Common beliefs held by members of a profession can present hurdles for advisors. For example, many of Vleck’s clients are value investors, hoping to invest in stocks declining in price. A lower price-to-earnings ratio must be better than a higher one, right? Vleck, though, has found that chasing “cheap” stocks doesn’t necessarily have a positive result. To show engineering clients why it’s valuable to maintain a diversified portfolio across asset classes instead, Vleck explains using math.
Engineers wanted a periodic table of investments showing which ones to buy. Such a thing doesn’t exist. But the chart below shows statistics plotting how various asset classes take turns offering the best returns. This explains why it’s best to own these asset classes most of the time. The presentation connects with engineers, as it’s the kind of thing they’re used to seeing at work.
Show your value from your client’s perspective. The challenge in working with engineers is their tendency to “get caught up in the weeds,” Vleck says. Vleck spends much of her time keeping clients focused on their broad goals amid the swirl of market events and news.
Vleck also found that many engineers see money issues as math problems, and something they can solve themselves. Many engineers, especially early in their careers, think they don’t need help. Knowing that engineers think this way and getting ahead of their concerns are key to reaching them.
If rising interest rates are in the news, for instance, Vleck brings the topic up with clients. Rather than getting into a discussion over whether rates will or won’t rise and by how much, the conversation is framed in terms engineers appreciate: tolerance levels. “We aren’t going to try to predict, but here’s where your parameters are,” she says. “They walk (away) with a more thorough knowledge of how we are being proactive with their portfolios,” she says.
Be more than just a financial advisor. Getting steeped in your clients’ profession allows you to be even more relevant to them, creating a sort of widening network. Within the engineering community, for example, Vleck isn’t just an advisor but also a de facto career coach and recruiter.

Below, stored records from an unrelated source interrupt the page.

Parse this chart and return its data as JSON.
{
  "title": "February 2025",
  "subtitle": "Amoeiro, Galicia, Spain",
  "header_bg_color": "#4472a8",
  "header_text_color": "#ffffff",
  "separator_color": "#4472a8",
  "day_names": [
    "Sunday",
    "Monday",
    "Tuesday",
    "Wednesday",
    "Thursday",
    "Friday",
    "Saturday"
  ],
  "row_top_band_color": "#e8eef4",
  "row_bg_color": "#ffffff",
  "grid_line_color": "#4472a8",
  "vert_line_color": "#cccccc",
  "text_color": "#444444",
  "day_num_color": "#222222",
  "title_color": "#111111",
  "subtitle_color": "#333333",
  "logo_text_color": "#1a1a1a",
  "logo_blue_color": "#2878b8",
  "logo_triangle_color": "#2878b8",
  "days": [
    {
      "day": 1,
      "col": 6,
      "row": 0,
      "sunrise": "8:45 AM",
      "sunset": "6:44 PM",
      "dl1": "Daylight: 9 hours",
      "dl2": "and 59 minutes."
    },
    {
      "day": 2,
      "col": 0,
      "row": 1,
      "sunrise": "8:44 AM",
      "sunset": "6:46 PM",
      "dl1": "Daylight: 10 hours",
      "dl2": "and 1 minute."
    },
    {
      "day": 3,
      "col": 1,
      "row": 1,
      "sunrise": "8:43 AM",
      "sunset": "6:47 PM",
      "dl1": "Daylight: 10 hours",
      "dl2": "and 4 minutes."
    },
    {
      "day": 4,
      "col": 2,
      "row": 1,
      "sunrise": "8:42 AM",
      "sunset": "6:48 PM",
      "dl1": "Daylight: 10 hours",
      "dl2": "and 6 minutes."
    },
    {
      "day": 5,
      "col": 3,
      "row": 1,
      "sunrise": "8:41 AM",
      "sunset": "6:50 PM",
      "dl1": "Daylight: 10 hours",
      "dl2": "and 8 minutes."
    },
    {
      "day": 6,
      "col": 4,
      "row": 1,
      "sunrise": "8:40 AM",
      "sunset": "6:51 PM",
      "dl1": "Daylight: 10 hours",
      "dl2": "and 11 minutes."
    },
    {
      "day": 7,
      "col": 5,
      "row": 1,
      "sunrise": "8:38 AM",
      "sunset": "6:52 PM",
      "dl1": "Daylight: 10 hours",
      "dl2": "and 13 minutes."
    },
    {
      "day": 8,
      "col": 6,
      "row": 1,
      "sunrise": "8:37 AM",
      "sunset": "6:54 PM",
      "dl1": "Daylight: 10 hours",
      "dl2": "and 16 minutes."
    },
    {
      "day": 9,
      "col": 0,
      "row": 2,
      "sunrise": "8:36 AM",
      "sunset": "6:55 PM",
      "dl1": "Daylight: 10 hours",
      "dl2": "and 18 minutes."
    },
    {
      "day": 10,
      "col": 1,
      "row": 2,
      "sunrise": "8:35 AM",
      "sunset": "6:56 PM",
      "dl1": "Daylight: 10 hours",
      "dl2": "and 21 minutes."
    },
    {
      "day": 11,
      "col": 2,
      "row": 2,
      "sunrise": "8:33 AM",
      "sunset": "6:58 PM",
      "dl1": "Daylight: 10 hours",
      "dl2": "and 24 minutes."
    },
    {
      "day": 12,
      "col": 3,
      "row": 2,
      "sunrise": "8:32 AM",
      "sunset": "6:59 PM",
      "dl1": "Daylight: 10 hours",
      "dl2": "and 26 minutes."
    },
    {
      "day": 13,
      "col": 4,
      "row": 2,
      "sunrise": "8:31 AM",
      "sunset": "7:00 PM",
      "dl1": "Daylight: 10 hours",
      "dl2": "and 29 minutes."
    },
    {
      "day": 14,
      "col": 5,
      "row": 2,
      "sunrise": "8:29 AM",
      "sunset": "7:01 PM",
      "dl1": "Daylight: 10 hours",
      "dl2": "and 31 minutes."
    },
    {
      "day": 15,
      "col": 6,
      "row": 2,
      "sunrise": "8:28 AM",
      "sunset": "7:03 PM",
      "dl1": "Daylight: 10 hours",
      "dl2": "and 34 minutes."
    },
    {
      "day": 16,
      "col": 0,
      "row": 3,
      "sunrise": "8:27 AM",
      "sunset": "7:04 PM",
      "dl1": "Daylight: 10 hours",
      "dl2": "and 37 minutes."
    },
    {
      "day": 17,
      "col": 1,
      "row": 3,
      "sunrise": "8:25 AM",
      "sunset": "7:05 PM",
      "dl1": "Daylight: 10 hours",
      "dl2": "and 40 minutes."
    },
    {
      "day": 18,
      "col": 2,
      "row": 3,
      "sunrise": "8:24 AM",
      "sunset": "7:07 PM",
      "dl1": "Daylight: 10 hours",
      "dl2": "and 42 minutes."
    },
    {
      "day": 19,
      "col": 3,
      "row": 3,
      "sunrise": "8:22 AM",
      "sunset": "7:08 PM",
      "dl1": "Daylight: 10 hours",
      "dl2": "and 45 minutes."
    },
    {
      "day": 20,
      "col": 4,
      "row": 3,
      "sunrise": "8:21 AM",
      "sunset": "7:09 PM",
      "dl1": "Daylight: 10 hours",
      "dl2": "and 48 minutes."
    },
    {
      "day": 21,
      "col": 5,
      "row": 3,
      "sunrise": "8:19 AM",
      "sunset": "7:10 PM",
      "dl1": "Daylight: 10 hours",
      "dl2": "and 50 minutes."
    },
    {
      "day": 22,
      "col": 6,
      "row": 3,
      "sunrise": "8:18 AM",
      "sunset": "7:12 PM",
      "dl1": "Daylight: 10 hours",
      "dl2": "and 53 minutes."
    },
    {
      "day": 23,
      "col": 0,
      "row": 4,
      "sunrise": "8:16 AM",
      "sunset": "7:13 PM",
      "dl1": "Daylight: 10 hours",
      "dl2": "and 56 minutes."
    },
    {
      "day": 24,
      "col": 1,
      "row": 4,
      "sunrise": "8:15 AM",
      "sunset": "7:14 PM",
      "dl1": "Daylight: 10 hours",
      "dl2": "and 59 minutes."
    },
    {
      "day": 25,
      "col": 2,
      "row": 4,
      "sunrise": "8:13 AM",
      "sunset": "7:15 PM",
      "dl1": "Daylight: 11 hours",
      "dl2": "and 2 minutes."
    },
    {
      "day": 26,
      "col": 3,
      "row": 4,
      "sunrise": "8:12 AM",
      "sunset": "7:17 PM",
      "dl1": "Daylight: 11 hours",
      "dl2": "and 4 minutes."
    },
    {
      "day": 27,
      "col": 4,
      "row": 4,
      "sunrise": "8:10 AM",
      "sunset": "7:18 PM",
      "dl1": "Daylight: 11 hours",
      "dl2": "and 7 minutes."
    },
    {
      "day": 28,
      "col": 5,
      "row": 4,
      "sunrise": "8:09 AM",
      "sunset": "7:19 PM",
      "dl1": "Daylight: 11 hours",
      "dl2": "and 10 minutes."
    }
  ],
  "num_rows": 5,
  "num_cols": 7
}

She noticed over time that at around the age of 55 , many engineers found themselves laid off or bought out. It’s at that age engineers become highly specialized and expensive. Many could come to see Vleck for help at this critical juncture. Vleck adjusted her approach. With many clients now, she’s almost as interested in their resumes as their tax returns. Vleck uses her connections with other engineers and executives at firms she’s worked with who hire engineers. “I have inadvertently become a point person for (engineering) jobs,” she says. Companies looking for engineers will often also reach out to Vleck for referrals. That’s just another reason for engineers to know Vleck.
With her knowledge of the industry, Vleck can also coach younger engineers earlier in their careers for what is often a high starting salary but limited growth opportunities over time. That might mean investing in training in order to go into management, spending on additional education or gearing up to launch an independent consulting firm.
Vleck knows her niche approach is working. Her firm is growing — even while doing no advertising. Referrals all come from word of mouth.
“When engineers move into management, they really start to understand they can’t be expert at everything,” Vleck says. “They really understand the value of hiring good and talented people to work with them.”